Existential philosophy is commonly associated with ‘existentialism’ and understood as a both cultural and philosophical movement in Europe in the 1930s to 1950s. Sartre (2007) was the first to label his philosophy with the term ‘existentialism’ but he is far from the only philosopher who has been occupied with matters of existence or, more precisely, what it means to exist as a human being. This has been the concern of many philosophers at least since the Ancient Greek philosophers. Furthermore, some philosophers who are commonly associated with ‘existentialism’, such as Heidegger, Marcel and Camus, explicitly repudiated the label. In this essay, I therefore attempt to clarify an understanding of existential philosophy that is not restricted to the particular understanding outlined and labelled by Sartre. To describe existential philosophy as an ‘-ism’ can easily denote a certain view and particular (i. e. Sartrean) construal of human existence (Schacht 2012). But existential philosophy is not a school of thought with an agreed project and programme (like, for example, the logical positivism of the Vienna circle or the critical theory of the Frankfurt school).
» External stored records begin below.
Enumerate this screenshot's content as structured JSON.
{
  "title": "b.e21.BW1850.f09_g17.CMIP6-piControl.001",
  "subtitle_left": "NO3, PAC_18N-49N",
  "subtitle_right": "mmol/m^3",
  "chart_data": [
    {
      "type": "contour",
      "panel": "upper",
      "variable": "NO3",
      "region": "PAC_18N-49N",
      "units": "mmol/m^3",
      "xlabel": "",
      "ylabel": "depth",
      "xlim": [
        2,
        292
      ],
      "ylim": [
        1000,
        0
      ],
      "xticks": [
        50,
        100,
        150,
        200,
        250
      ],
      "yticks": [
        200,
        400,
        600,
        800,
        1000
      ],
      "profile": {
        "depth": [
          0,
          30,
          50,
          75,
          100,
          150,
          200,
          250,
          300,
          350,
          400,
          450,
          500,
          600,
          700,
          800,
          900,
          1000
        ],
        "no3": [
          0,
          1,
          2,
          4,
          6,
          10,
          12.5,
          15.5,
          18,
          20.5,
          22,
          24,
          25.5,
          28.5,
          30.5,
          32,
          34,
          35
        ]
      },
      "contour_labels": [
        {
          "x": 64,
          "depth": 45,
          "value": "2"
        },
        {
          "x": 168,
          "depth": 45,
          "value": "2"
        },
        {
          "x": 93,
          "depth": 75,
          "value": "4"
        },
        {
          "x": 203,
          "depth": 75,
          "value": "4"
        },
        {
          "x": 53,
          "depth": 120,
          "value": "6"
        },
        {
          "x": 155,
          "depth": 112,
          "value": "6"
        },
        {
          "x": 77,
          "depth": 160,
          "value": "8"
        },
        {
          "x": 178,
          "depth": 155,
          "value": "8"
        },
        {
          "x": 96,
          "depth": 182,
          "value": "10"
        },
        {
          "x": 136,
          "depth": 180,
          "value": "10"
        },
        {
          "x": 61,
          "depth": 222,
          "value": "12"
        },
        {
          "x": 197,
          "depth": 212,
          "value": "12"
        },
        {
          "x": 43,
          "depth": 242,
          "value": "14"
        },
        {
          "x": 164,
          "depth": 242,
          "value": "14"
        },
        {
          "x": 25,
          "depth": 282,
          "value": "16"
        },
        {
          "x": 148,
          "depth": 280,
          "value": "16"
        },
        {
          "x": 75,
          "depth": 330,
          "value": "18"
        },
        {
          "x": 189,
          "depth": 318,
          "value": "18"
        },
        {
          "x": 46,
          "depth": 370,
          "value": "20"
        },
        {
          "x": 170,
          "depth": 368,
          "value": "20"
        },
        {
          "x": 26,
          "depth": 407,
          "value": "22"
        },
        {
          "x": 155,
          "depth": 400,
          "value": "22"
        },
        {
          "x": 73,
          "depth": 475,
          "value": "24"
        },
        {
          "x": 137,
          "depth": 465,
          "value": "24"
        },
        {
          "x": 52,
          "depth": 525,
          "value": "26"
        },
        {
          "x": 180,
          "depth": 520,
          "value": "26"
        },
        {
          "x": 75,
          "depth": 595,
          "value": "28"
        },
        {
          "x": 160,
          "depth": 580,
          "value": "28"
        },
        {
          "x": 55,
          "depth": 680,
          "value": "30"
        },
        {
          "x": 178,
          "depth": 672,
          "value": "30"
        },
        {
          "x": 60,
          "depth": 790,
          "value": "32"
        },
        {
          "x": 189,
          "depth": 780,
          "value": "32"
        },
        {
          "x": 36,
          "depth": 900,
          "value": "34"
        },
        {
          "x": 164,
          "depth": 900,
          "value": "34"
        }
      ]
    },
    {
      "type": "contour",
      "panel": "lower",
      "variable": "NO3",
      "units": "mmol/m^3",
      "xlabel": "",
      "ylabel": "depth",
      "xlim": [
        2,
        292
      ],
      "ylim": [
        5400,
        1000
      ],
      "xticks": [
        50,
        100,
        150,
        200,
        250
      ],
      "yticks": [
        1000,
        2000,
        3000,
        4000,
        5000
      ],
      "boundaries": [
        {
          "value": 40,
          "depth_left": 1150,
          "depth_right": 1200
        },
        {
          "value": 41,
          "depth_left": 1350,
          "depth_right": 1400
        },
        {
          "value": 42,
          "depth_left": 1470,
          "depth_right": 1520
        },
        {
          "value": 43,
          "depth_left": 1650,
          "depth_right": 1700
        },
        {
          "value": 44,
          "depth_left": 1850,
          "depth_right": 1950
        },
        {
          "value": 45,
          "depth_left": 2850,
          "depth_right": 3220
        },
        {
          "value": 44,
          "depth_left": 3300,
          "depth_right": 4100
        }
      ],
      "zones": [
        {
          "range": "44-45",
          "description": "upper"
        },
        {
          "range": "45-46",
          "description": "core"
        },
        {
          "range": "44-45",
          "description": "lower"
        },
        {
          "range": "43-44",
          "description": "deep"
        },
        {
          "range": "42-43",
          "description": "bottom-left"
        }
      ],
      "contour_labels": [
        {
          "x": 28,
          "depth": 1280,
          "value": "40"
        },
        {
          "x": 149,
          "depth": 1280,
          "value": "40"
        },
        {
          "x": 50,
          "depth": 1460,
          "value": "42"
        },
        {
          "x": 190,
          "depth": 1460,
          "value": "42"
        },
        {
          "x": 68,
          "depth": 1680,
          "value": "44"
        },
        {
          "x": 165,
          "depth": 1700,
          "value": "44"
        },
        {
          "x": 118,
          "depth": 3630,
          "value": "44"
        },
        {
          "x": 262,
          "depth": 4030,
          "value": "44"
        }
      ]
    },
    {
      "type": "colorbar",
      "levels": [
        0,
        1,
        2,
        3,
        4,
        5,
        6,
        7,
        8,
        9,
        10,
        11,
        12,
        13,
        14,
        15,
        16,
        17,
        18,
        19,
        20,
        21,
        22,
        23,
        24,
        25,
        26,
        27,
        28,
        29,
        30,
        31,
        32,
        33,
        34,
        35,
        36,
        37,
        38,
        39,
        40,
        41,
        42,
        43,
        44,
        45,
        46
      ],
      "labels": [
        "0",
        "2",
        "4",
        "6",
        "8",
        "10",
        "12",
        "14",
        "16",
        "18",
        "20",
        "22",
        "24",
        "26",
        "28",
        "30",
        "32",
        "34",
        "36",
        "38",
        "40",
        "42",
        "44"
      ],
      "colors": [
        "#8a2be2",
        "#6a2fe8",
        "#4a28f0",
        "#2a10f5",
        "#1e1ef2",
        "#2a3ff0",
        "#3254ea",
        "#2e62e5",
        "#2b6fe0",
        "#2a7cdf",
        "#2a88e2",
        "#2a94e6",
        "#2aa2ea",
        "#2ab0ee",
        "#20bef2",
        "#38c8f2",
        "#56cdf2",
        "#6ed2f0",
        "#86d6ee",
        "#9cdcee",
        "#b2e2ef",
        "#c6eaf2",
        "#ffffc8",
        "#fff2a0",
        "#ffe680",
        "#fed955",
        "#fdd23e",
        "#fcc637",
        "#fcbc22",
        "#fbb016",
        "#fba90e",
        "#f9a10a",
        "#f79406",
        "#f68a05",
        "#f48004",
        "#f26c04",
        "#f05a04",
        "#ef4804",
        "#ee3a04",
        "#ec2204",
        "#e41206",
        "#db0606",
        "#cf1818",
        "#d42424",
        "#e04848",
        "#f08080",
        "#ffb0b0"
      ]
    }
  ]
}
Moreover, it could be argued that existential philosophy is not a philosophical branch of its own but rather a subcategory to especially existential phenomenology, theology and existential psychology. This would be hard to deny since most, perhaps all, existential philosophers either declared themselves to belong to one of these traditions or have informed subsequent studies within these fields. In that sense, it would be more appropriate to consider existential philosophers as a family or perhaps a philosophical movement (Cooper 2012). Existential philosophy thus understood describes a number of philosophers with a shared interest in human existence.